Methods to Practice Mindfulness:
Using Body as an instrument
Practices of bodily awareness are numerous. For example, one may identify lax areas in one’s body posture and exaggerate the quality of that posture. In this state, we can ask ourselves how the posture makes us feel and how would we characterise someone with this particular posture. One can go further into this experience by using the breath and breathing deeply into the posture and really concentrating on it. We have seen that repetitive gestures work to block a repressed feeling, so now we can work to focus on that gesture and see what it is doing.
We can play with the movement, for example, if we have the habit of nail biting we can experiment with the habit by consciously repeating the action or by doing a contrasting movement. We can find out so much about ourselves if we are just able to catch ourselves performing a bodily habit. If we are mindful- then we will be able to see what situations or thoughts cause us to bite our nails. If we are aware – we will be able to pinpoint any area of bodily tension. By tensing an already tight muscle we may be able to follow that tension to its core.
When we study ourselves with that attitude of curiosity then questions about our behaviour will arise. We will for the first time wonder why we are tense in a particular region; is it there because we are holding ourselves back from doing, or saying, or feeling something? Each time an area of tightness is released, there is a corresponding release of pent up energy and the positive effects are felt immediately: our face brightens and our mood lifts. Therefore, the more bodily tensions and tendencies we become aware of, analyse and remove, the more energy we will have.

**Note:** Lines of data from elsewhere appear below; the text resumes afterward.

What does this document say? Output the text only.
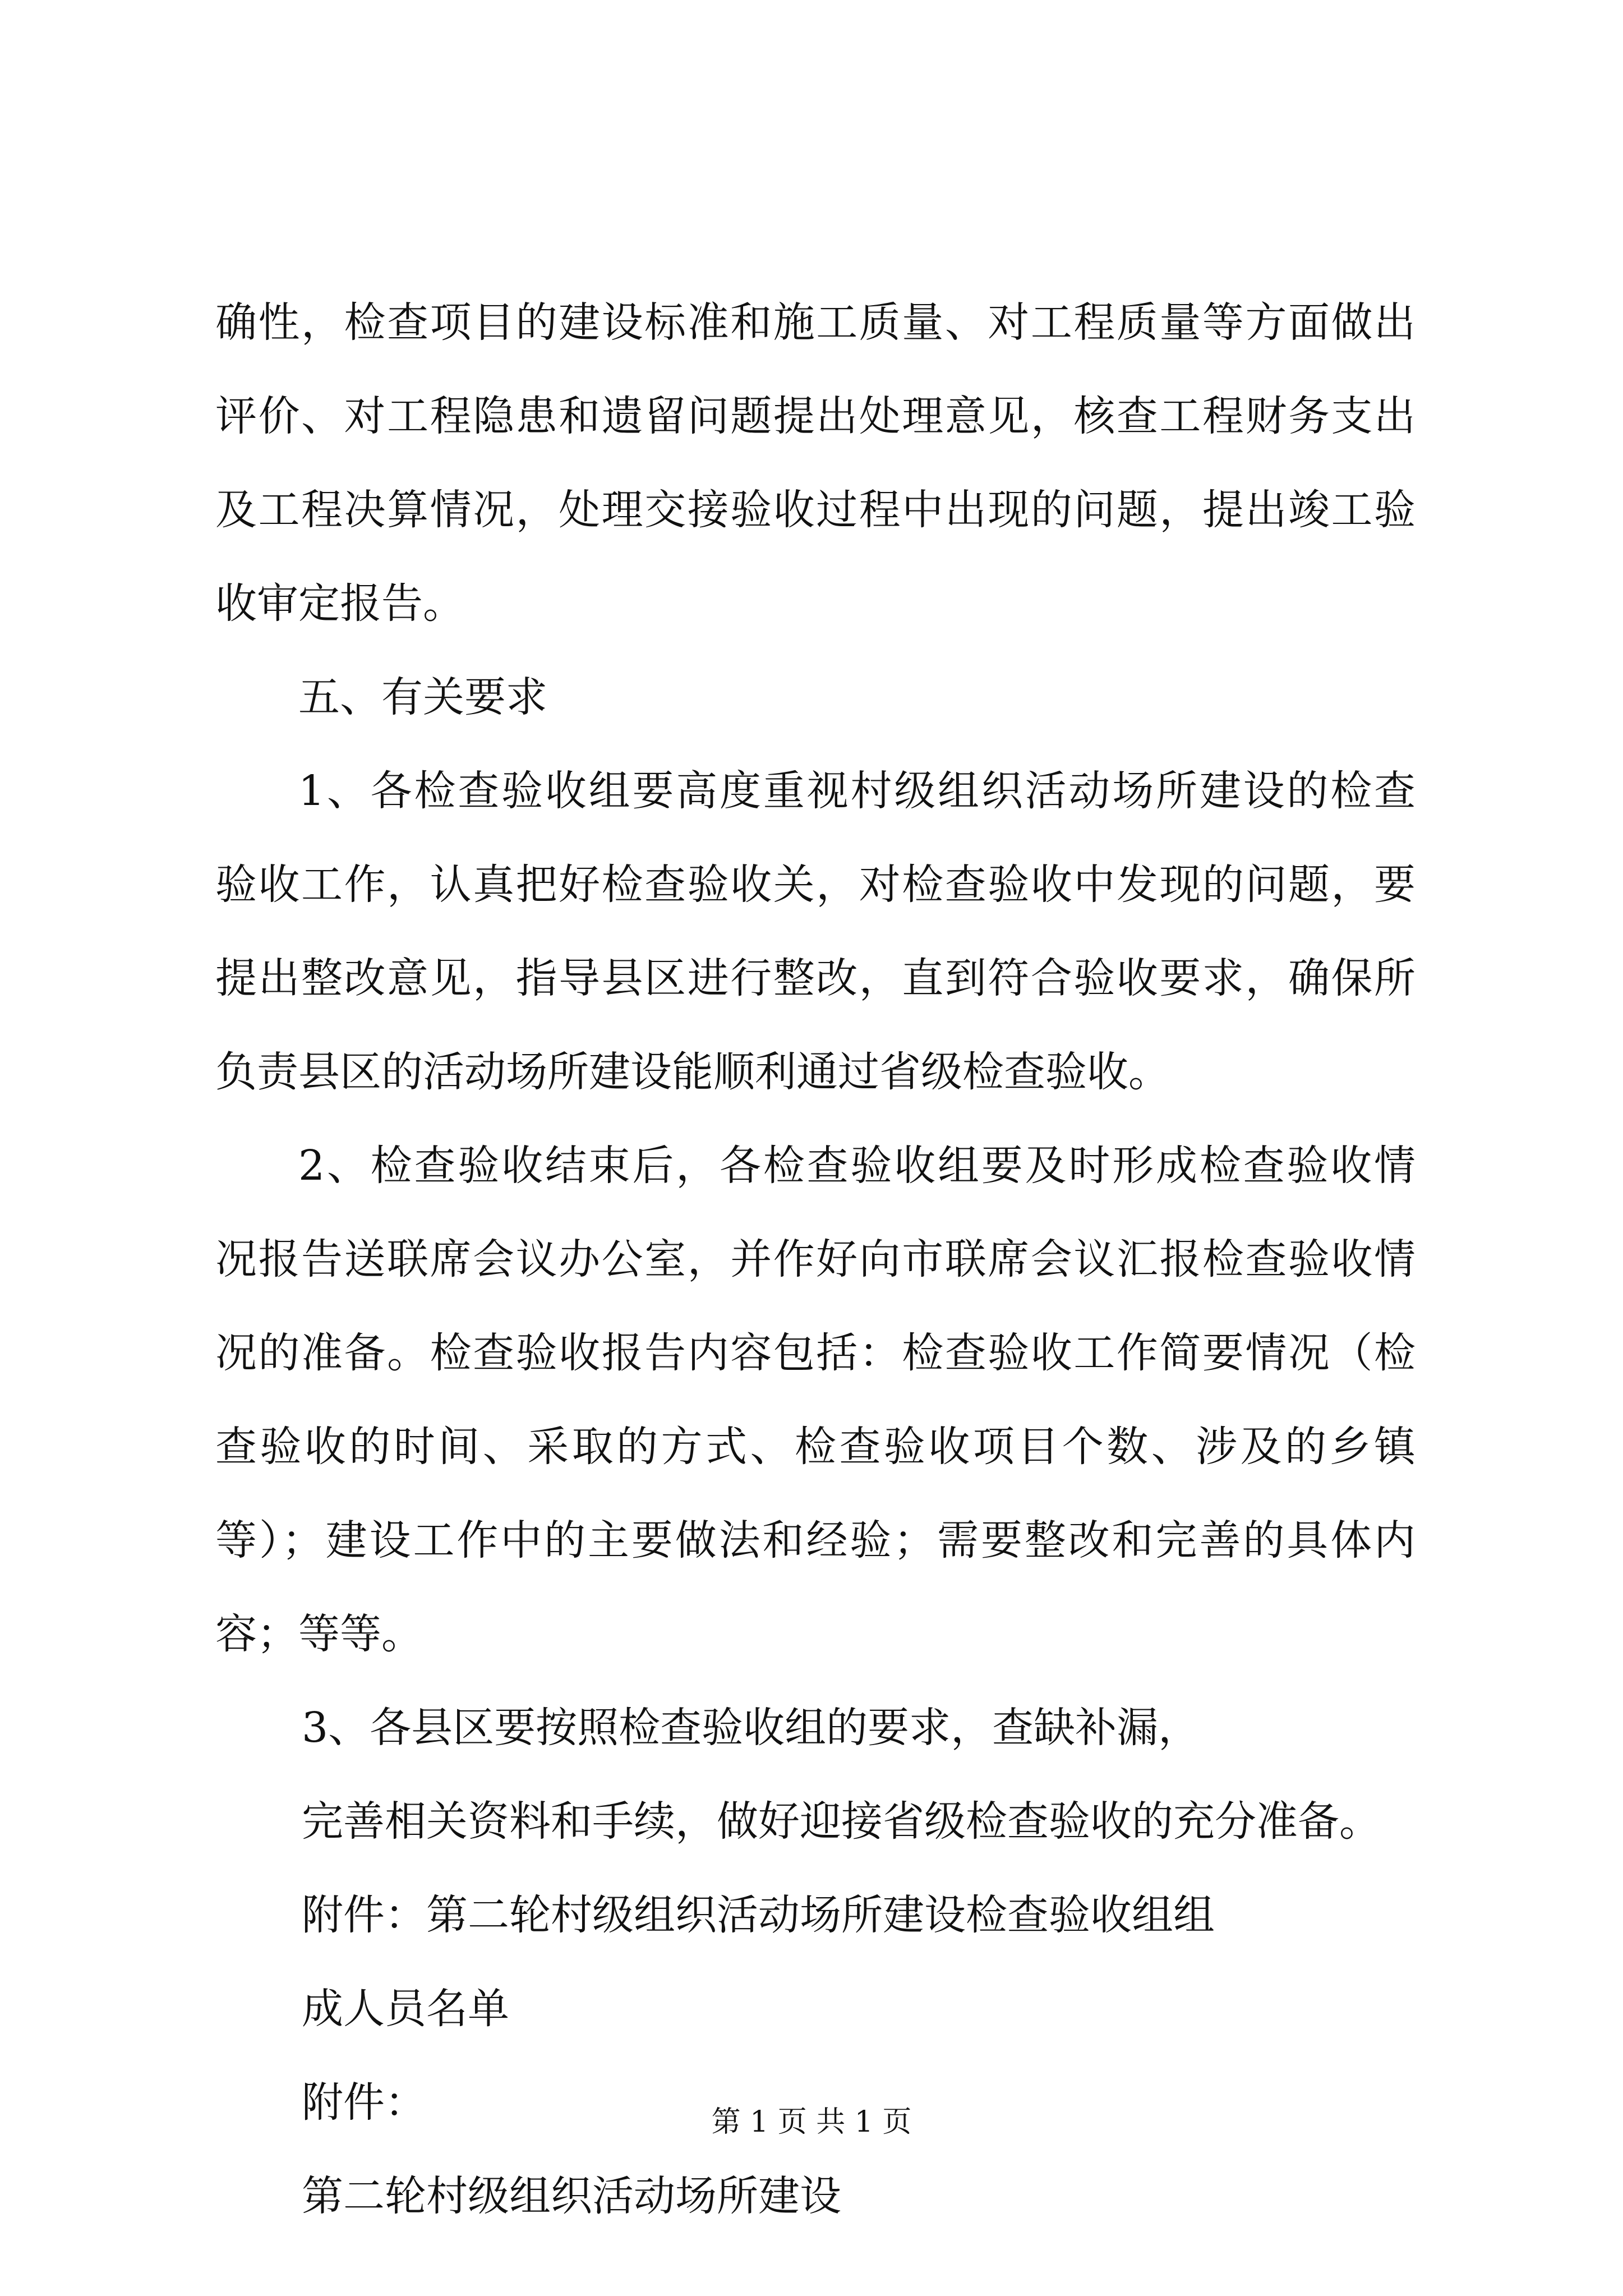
确性，检查项目的建设标准和施工质量、对工程质量等方面做出
评价、对工程隐患和遗留问题提出处理意见，核查工程财务支出
及工程决算情况，处理交接验收过程中出现的问题，提出竣工验
收审定报告。
五、有关要求
1、各检查验收组要高度重视村级组织活动场所建设的检查
验收工作，认真把好检查验收关，对检查验收中发现的问题，要
提出整改意见，指导县区进行整改，直到符合验收要求，确保所
负责县区的活动场所建设能顺利通过省级检查验收。
2、检查验收结束后，各检查验收组要及时形成检查验收情
况报告送联席会议办公室，并作好向市联席会议汇报检查验收情
况的准备。检查验收报告内容包括：检查验收工作简要情况（检
查验收的时间、采取的方式、检查验收项目个数、涉及的乡镇
等）；建设工作中的主要做法和经验；需要整改和完善的具体内
容；等等。
3、各县区要按照检查验收组的要求，查缺补漏，
完善相关资料和手续，做好迎接省级检查验收的充分准备。
附件：第二轮村级组织活动场所建设检查验收组组
成人员名单
附件：
第二轮村级组织活动场所建设
第 1 页 共 1 页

Practicing mindfulness with the breath
If we become aware or mindful of our breathing then we immediately connect ourselves to the present moment. The moment we focus the mind on the breath in our nostrils, the chatter of the mind ceases, we stop talking to ourselves and become more aware of the world around us. We also become aware of the existence of the calm inner core that exists within us but is usually clouded over by our internal dialogue. Just because breath is an autonomic function does not mean that we should ignore it.

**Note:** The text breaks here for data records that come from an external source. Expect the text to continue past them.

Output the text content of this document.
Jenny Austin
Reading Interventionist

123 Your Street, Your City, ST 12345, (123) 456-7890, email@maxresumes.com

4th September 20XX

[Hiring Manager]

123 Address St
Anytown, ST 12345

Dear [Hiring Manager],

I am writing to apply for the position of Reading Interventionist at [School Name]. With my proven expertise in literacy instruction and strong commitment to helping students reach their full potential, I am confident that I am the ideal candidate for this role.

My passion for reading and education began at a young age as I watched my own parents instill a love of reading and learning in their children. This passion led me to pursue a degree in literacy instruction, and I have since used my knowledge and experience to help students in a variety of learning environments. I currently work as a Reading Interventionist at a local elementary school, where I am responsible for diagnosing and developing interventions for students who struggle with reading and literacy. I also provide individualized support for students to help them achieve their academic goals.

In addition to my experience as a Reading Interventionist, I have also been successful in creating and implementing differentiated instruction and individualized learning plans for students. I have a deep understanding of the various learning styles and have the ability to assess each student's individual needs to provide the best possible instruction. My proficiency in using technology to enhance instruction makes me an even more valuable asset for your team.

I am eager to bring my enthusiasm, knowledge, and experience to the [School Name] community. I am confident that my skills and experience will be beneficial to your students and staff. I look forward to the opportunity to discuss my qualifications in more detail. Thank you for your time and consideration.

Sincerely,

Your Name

Breathing without awareness means that irregular habits can form which will in turn affect our mental and physical spheres. Breath is life – we cannot deny its importance, as we cannot survive for long without it. When we breathe consciously we are choosing to take in life and exhale any staleness. Mindfulness of breath also enables us to experience the connectedness that exists amongst all creatures.

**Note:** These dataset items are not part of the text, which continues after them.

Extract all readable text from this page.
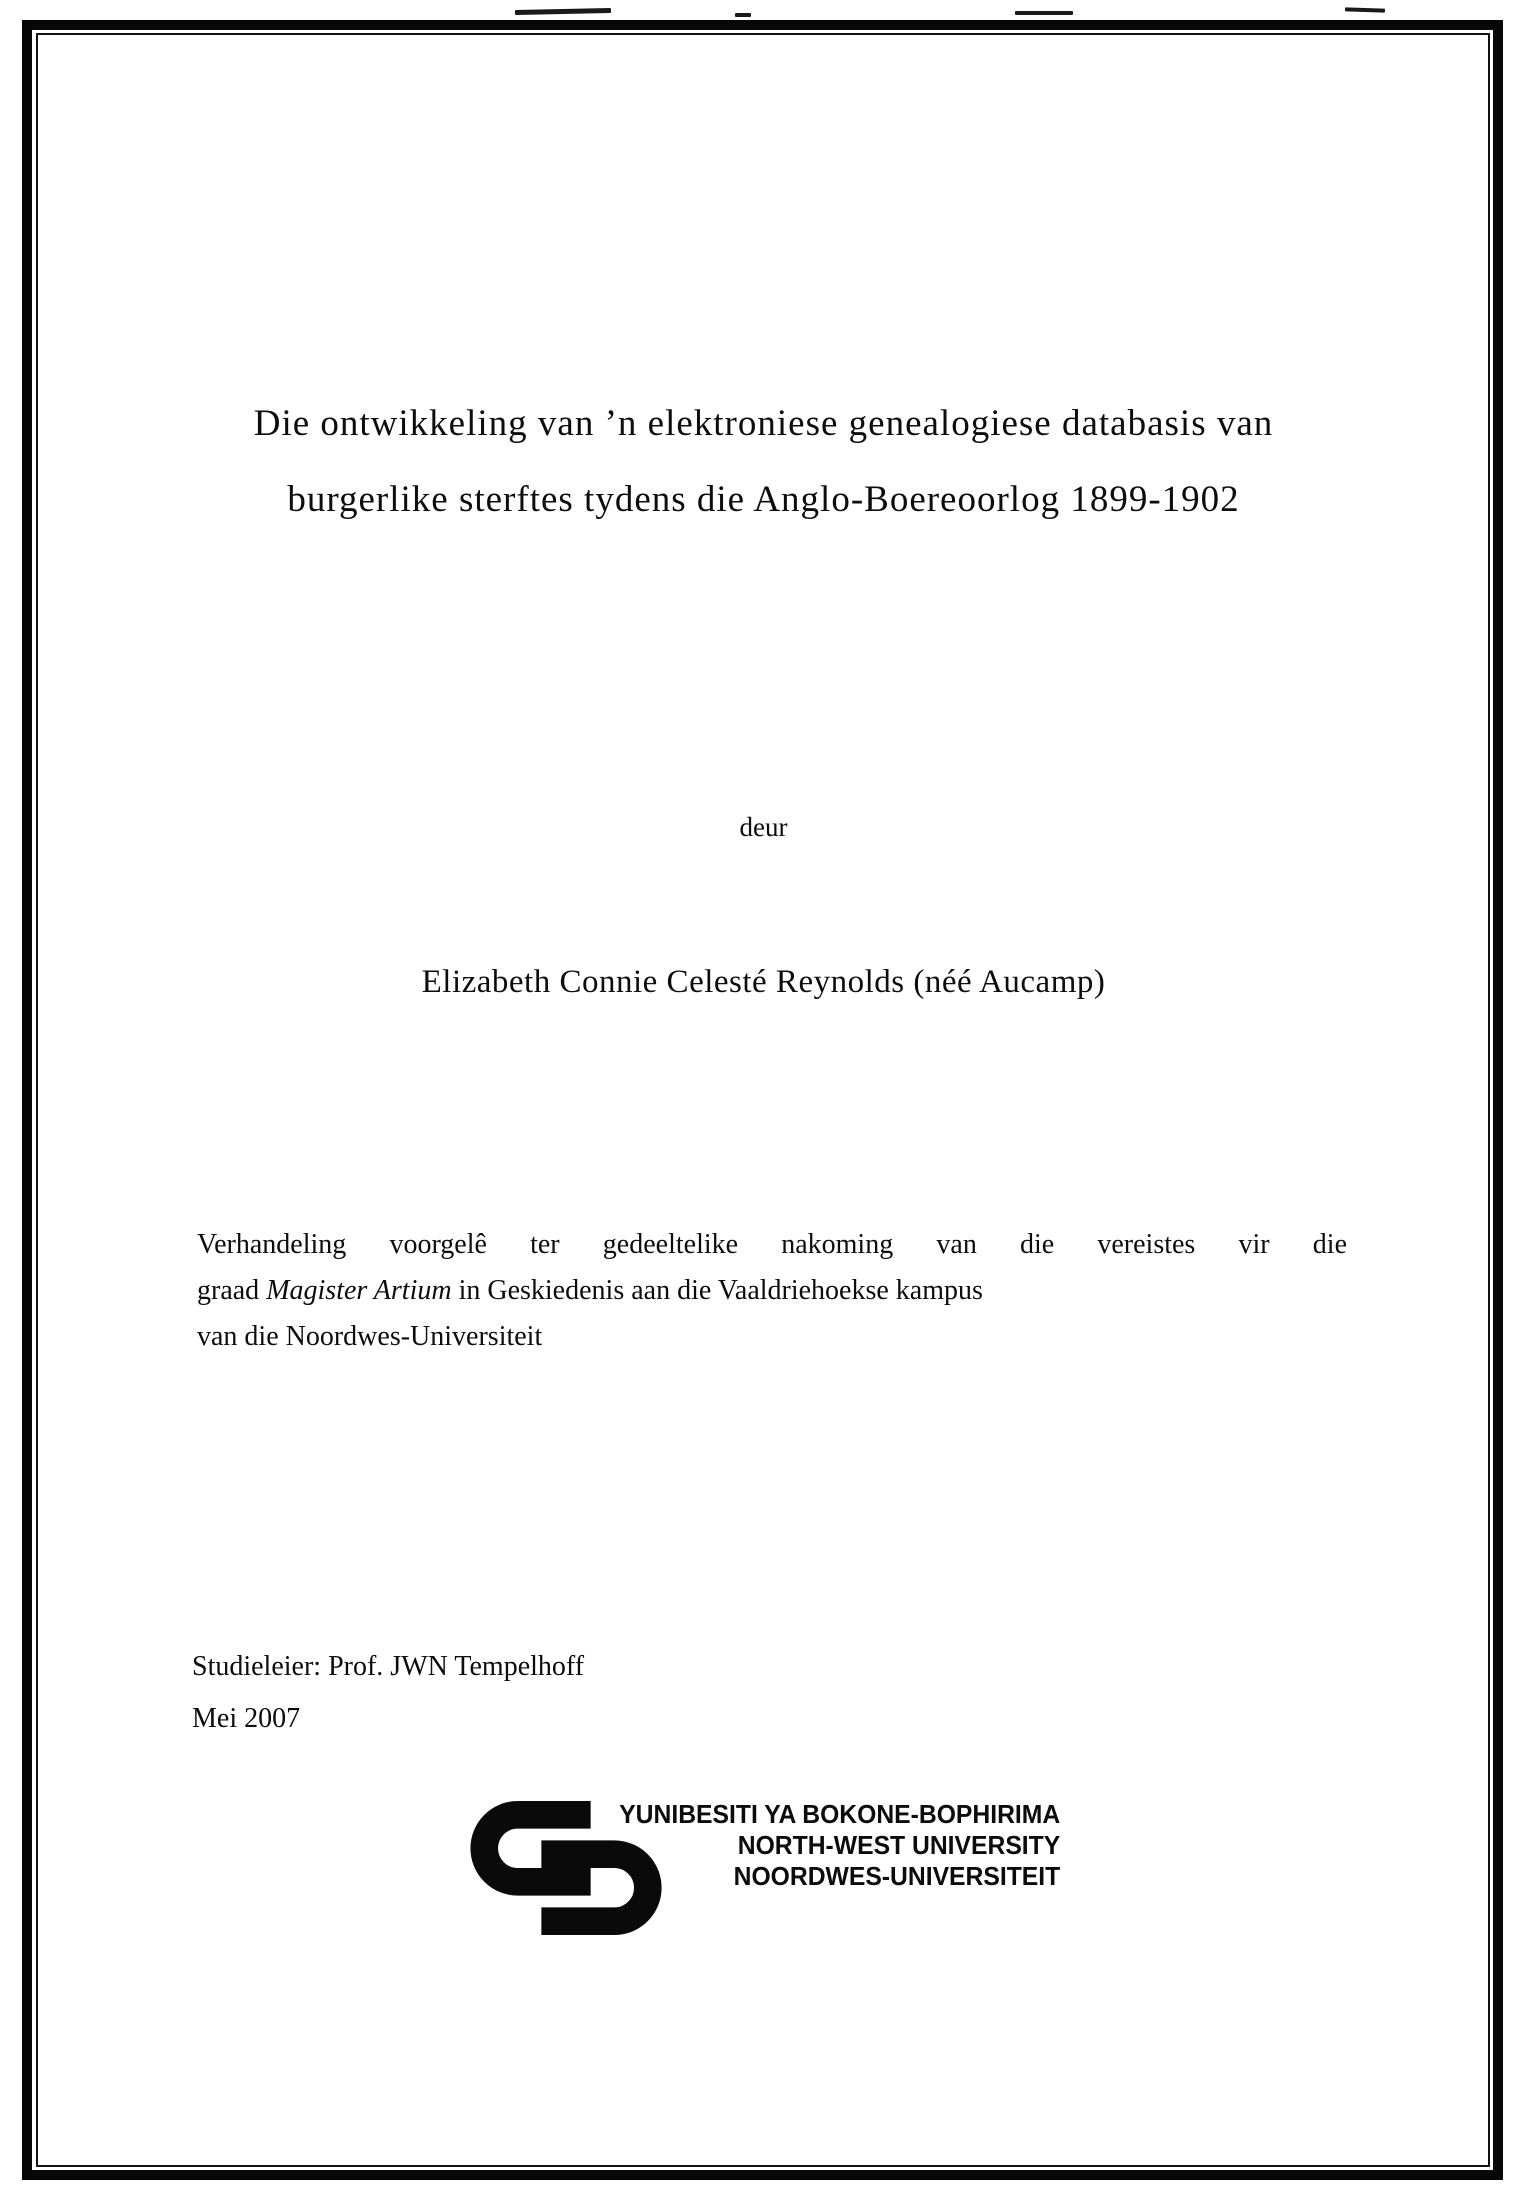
Die ontwikkeling van ’n elektroniese genealogiese databasis van
burgerlike sterftes tydens die Anglo-Boereoorlog 1899-1902
deur
Elizabeth Connie Celesté Reynolds (néé Aucamp)
Verhandeling voorgelê ter gedeeltelike nakoming van die vereistes vir die
graad Magister Artium in Geskiedenis aan die Vaaldriehoekse kampus
van die Noordwes-Universiteit
Studieleier: Prof. JWN Tempelhoff
Mei 2007
YUNIBESITI YA BOKONE-BOPHIRIMA
NORTH-WEST UNIVERSITY
NOORDWES-UNIVERSITEIT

Breathing without awareness basically means that the unconscious is breathing for us and we must become intimately aware of our breathing patterns and make any necessary adjustments
So, if we wish to work through and overcome our mental hang-ups, the first step is to become aware of what they are. Because a lot of these issues are unclear in their origin and make-up, it is most effective to become aware of the bodily interpretation of what is going on in our minds.